Ok that makes more sense now. I had it mixed up I thought "A" was the % of the time you win and "B" was the % of the time you lose.
So if "A" was 60% and "B" was 40% the the equation would always produce "B" as the answer. That's also why the rest did not make sense to me.


Now that I know what 'A' and 'B' are I think you got the equation examples mixed up which is why I wanted to subtract your answer from one.


If you risk 1 to gain 1.35 then A=1.35 and B=1 so p= 42.55%


And risking 1 to gain .72 would give a p of 58.14%

Just to be clear p=Probability of Breaking Even like you mentioned in your first response (rather than winning) correct?
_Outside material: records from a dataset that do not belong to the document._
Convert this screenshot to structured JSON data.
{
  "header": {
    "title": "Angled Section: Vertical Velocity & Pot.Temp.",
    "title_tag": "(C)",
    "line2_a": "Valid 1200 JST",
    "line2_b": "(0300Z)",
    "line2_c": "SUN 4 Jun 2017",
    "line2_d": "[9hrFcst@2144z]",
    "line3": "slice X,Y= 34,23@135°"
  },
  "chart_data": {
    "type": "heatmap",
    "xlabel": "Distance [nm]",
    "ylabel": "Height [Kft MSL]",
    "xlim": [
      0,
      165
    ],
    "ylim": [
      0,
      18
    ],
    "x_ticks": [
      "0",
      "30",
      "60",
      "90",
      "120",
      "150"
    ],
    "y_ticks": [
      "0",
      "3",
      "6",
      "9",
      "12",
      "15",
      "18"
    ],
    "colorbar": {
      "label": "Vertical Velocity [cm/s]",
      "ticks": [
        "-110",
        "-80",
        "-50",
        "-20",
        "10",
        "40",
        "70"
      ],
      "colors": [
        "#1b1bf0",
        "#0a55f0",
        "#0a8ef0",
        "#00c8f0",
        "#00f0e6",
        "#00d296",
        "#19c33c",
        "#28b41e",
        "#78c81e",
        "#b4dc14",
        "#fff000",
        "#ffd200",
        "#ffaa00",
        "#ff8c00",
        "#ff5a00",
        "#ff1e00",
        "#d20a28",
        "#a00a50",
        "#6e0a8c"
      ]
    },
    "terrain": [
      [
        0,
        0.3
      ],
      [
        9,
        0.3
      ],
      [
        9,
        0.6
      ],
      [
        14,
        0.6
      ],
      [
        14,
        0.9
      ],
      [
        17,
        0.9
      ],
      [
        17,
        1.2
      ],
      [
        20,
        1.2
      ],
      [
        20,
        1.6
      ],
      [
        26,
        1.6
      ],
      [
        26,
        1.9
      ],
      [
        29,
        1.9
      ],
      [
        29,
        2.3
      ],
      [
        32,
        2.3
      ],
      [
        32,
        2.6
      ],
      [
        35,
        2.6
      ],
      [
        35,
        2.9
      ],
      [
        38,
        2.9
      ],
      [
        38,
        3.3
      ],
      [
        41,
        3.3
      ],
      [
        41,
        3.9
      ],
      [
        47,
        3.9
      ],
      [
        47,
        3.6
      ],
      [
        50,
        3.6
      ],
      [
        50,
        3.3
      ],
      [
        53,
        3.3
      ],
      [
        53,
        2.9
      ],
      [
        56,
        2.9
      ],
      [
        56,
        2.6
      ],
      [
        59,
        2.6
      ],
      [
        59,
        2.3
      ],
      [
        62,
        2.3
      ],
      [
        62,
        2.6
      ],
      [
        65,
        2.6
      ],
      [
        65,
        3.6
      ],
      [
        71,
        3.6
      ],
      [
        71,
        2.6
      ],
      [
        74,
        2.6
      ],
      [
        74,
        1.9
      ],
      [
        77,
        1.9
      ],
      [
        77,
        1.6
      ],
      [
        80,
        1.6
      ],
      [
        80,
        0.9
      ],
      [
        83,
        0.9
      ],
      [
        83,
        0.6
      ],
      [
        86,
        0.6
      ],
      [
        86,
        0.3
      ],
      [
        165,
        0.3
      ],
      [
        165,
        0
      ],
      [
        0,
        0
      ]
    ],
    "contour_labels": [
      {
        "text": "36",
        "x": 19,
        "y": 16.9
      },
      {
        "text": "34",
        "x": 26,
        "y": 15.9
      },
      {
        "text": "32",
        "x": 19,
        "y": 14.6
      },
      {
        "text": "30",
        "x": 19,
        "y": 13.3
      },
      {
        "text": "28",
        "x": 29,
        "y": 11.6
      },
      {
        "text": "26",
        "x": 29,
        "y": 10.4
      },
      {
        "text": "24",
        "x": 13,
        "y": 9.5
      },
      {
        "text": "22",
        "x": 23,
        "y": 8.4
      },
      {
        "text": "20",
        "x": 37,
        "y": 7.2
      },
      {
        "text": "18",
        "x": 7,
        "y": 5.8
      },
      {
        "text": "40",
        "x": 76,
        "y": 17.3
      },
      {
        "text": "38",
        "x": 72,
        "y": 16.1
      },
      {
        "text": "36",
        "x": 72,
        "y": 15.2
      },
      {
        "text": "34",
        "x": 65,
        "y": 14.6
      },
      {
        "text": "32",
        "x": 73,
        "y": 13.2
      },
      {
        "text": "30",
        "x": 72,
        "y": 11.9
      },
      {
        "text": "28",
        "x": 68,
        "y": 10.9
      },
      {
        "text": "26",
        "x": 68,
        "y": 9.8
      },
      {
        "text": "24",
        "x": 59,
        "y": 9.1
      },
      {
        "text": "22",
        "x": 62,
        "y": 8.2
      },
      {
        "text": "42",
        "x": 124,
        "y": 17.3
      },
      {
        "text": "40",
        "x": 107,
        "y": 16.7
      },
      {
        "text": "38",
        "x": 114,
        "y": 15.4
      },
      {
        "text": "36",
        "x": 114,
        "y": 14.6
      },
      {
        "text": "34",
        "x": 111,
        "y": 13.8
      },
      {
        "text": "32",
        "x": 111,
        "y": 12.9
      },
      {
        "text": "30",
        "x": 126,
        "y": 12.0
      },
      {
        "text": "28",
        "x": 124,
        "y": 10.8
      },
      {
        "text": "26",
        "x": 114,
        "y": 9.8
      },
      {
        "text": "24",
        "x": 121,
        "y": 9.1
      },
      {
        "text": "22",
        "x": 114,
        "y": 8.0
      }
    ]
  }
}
Please let me know if I am on the right track now. Thank you.

 

[Jay108]

Ok, I think I see now.

p is the probability of winning.

Or in this case if we want to find the break even point it equals the % of the time we need to win in order to break even.


Can you please confirm that the "A" and "B" in your first examples were mixed up and that my examples above are correct?
If so then it all makes sense to me.
If not then I am missing something.


Thanks again this has been very helpful.